Specifically, Sun announced that customers in the UK would be the first to get their hands on two new services that will eventually be available worldwide, called Sun Grid Remote Backup and Restore (RBR) and Sun Grid Remote File Vault (RFV).

The first service is similar to other remote backup services that IBM Corp, Evault, LiveVault, and others have launched to help companies backup data on their laptops, desktops, and servers over the Internet rather than onto local tape or CD storage devices. In fact, for the RBR offering in the UK, Sun is partnering with InTechnology Plc, which has already built the infrastructure to provide remote backup services in Britain.

The RBR service is intended to be used to create an initial snapshot of data files and then move the incremental bits of files that change over the virtual private network linking a machine to the RBR service; the software that performs this backup, including encryption and data compression to speed transmission and provide security, apparently comes from EVault, in fact.

The RFV service is intended to me a much longer term storage option, and it is really designed for companies with very large data sets–like seismic, geophysical, or molecular data sets–that are used in conjunction with applications on a frequent basis and are too big to be moved around easily.

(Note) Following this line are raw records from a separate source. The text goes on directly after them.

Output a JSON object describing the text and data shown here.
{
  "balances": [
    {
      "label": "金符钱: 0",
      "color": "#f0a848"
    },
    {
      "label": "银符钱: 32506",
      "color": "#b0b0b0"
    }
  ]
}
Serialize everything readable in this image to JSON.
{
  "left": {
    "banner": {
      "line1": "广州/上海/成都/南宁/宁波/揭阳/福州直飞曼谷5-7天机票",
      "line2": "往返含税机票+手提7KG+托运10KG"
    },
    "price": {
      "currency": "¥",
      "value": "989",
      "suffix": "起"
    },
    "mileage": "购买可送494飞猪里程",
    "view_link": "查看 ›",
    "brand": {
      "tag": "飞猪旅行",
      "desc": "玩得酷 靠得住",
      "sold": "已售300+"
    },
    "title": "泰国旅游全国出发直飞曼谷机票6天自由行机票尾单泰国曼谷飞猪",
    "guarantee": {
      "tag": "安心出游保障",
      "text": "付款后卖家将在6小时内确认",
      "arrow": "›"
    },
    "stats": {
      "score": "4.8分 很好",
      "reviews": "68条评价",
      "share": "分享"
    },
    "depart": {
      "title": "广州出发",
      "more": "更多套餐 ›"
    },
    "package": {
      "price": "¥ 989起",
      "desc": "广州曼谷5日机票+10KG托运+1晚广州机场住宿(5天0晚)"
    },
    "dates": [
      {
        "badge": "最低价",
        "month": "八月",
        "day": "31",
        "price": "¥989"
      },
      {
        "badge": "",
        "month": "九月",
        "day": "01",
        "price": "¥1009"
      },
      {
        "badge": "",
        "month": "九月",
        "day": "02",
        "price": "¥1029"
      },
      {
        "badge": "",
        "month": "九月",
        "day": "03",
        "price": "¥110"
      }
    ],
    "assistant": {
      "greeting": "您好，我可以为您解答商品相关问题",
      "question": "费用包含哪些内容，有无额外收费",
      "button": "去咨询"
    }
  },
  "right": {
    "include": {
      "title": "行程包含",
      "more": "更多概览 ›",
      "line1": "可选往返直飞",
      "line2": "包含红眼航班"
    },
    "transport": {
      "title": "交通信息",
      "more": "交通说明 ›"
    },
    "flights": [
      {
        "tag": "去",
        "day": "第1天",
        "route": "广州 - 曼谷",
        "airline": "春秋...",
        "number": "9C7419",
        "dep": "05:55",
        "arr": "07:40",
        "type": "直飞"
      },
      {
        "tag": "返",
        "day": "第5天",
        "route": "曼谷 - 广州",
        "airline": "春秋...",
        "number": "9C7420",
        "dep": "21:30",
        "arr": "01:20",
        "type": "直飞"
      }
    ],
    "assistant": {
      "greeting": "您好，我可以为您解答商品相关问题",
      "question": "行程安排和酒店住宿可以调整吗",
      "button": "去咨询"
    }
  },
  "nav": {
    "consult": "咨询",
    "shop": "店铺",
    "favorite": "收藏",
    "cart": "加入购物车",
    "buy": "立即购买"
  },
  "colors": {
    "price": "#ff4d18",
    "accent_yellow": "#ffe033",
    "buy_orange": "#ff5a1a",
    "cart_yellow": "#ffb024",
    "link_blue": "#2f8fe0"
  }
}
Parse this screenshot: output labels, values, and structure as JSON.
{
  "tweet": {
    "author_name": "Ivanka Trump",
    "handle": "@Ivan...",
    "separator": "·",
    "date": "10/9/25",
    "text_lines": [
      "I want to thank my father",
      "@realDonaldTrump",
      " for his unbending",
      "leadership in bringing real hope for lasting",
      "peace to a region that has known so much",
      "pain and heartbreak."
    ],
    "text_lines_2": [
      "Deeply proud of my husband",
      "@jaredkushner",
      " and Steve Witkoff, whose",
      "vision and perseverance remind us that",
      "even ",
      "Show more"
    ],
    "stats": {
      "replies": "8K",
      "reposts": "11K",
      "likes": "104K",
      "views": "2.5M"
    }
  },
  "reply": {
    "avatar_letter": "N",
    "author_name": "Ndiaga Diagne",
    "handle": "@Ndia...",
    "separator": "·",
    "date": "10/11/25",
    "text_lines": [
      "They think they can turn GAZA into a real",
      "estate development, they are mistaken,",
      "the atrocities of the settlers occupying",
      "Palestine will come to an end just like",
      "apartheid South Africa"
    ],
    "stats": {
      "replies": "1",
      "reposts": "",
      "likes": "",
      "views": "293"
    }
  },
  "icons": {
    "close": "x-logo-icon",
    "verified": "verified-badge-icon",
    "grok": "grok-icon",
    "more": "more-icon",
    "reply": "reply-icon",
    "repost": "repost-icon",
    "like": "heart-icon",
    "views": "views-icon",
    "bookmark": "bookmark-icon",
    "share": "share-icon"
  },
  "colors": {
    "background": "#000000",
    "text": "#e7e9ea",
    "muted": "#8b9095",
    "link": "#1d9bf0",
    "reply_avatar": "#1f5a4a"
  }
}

While the RFV service does not require customers to use the Sun Grid Compute Utility–Sun’s network of Linux and Solaris machines for running workloads on a pay-per-use model–it is designed to work in conjunction with the Sun Grid. The RFV service is based on Sun’s own QFS/SAMFS parallel file system and the Solaris 10 operating system, and the infrastructure behind it will be hosted by Sun’s partners.

The RBR service costs 5 pounds per GB per month, while the RFV service costs 2 pounds per GB per month. You might be wondering why short-term backup costs more than long-term backup. It’s an issue of how many times you need to move the bits around. The more times you mess with data, the more costly it is to store it. Perhaps there is also a volume discount: the more data you store (which customers with the RFV service will presumably do compared to the RBR service), the lower the price? That seems counter intuitive, but arguable.

Sun also announced that one of its customers on the Compute Grid, Virtual Comp Compute Corporation, a utility computing provider based in Houston, has bought its second million CPU hours of compute capacity because its own customers have chewed through the first million CPU hours it bought in no time at all.

vCompute sells manages its own data centers, aimed at number crunching applications in the oil and gas and life sciences industries, and is using the Sun Grid to cope with peak capacity demands from its customers.